Generally speaking, my family has been blessed with enough money for necessities but not enough for the fancy luxuries. This summer (and last summer too) that changed for a short time. I've been able to afford a full time household staff to clean, cook and do yard work. No, no neither my boss nor my husband's handed out big raises; rather, my teenagers got out of school and had plenty of free time on their hands. As a mother, it is my duty to fill that time. As would be expected for what I'm paying them (well, I guess if you add up everything they are costing me, they are a very expensive household staff, but the fact of the matter is, the law says I have to feed them, so I might as well get some work out of them), the quality of the work may not always be to professional standards, but they are getting better.
I'm really pushing cooking this summer (they had major cleaning lessons last summer) which brings me back to this book I'm reviewing. It is filled with recipes that my kids will eat and that my teens can cook.

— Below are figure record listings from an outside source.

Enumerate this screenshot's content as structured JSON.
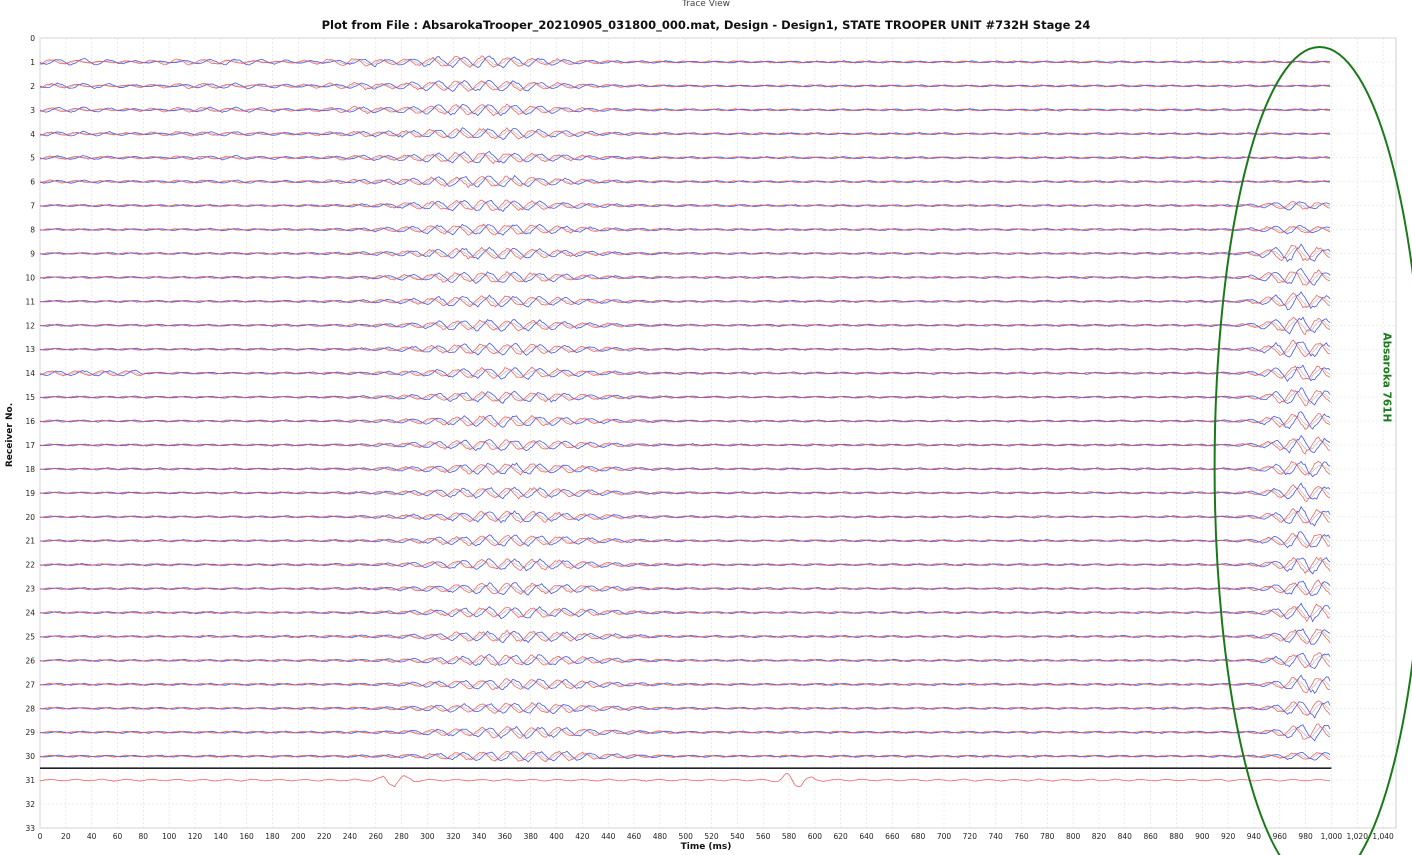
{
  "window": {
    "title": "Trace View"
  },
  "chart_data": {
    "type": "line",
    "title": "Plot from File : AbsarokaTrooper_20210905_031800_000.mat, Design - Design1, STATE TROOPER UNIT #732H Stage 24",
    "xlabel": "Time (ms)",
    "ylabel": "Receiver No.",
    "xlim": [
      0,
      1050
    ],
    "ylim": [
      0,
      33
    ],
    "y_inverted": true,
    "grid": true,
    "x_ticks": [
      "0",
      "20",
      "40",
      "60",
      "80",
      "100",
      "120",
      "140",
      "160",
      "180",
      "200",
      "220",
      "240",
      "260",
      "280",
      "300",
      "320",
      "340",
      "360",
      "380",
      "400",
      "420",
      "440",
      "460",
      "480",
      "500",
      "520",
      "540",
      "560",
      "580",
      "600",
      "620",
      "640",
      "660",
      "680",
      "700",
      "720",
      "740",
      "760",
      "780",
      "800",
      "820",
      "840",
      "860",
      "880",
      "900",
      "920",
      "940",
      "960",
      "980",
      "1,000",
      "1,020",
      "1,040"
    ],
    "y_ticks": [
      "0",
      "1",
      "2",
      "3",
      "4",
      "5",
      "6",
      "7",
      "8",
      "9",
      "10",
      "11",
      "12",
      "13",
      "14",
      "15",
      "16",
      "17",
      "18",
      "19",
      "20",
      "21",
      "22",
      "23",
      "24",
      "25",
      "26",
      "27",
      "28",
      "29",
      "30",
      "31",
      "32",
      "33"
    ],
    "receivers": [
      1,
      2,
      3,
      4,
      5,
      6,
      7,
      8,
      9,
      10,
      11,
      12,
      13,
      14,
      15,
      16,
      17,
      18,
      19,
      20,
      21,
      22,
      23,
      24,
      25,
      26,
      27,
      28,
      29,
      30,
      31
    ],
    "trace_end_ms": 1000,
    "separator_after_receiver": 30.5,
    "series": [
      {
        "component": "blue",
        "color": "#3344ee"
      },
      {
        "component": "red",
        "color": "#ee5555"
      },
      {
        "component": "gray",
        "color": "#aaaaaa"
      }
    ],
    "events": [
      {
        "time_ms": 360,
        "receivers": [
          1,
          30
        ]
      },
      {
        "time_ms": 980,
        "receivers": [
          7,
          30
        ]
      },
      {
        "time_ms": 275,
        "receivers": [
          31,
          31
        ]
      },
      {
        "time_ms": 585,
        "receivers": [
          31,
          31
        ]
      }
    ],
    "annotation": {
      "text": "Absaroka 761H",
      "shape": "ellipse",
      "color": "#1a7a1a",
      "center_ms": 980,
      "center_receiver": 17.5
    }
  }
}
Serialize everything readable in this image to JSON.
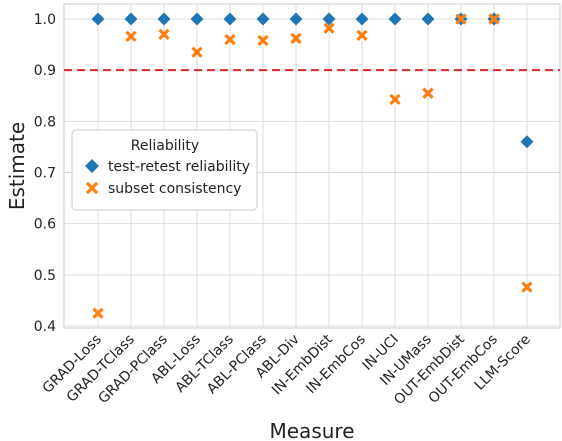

Fix-It and Forget-It Cookbook: 700 Great Slow Cooker Recipes (Fix-It and Forget-It Series) for pork chop recipes and found quite a few. After examining what was in my pantry and considering what the crew would eat, I told my daughter what she was making for supper. She found the directions easy to follow (well, she said she followed them, but I wasn't home so I don't know if she did, or just said she did, but this book is dead simple and she's a bright kid) and the pork chops were good--tender and not dry but cooked through. The recipe called for adding mushroom soup and rice to the crockpot, along with the pork chops. When I got home and looked at the crock pot, it looked more like soup than a casserole. I added a cup of minute rice a absorb the excess liquid and the end result was a tasty side dish. In short, if she followed the directions, this recipe need either less liquid or more rice.
Here is the other member of my household staff, in his preferred habitat. When he was told to peruse Fix-It and Forget-It Cookbook: 700 Great Slow Cooker Recipes (Fix-It and Forget-It Series) for something to do with boneless skinless chicken breasts, and to go to the store for anything he needed that wasn't in the pantry, he first complained "This says it takes six to seven hours to cook stuff" as if he'd have to attend to it for those hours (which would interfere with his computer time), I told him to read the recipe and follow the directions--and to note the title of the book. He decided on Teriyaki Chicken (might have had something to do with the bottle of teriyaki sauce in the refrigerator). The recipe called for putting the sauce, the chicken and a can of pineapple in the slow cooker and cooking. Since he didn't like pineapple (and there was none in the pantry), he skipped it. In the end, the chicken was tasty, but a bit dry. I don't know if adding the pineapple would have helped, or not, but since I like pineapple, if I make it, I'm going to use it.
The recipes are for real people, not gourmet cooks. They use ingredients like cream of mushroom soup, onion soup mix, packaged seasonings and bouillon cubes. Some seem repetitive, but most seem to be things families with kids would eat and they seem easy enough to get into the crockpot and onto the table. I foresee my household staff becoming very familiar with this book by summer's end.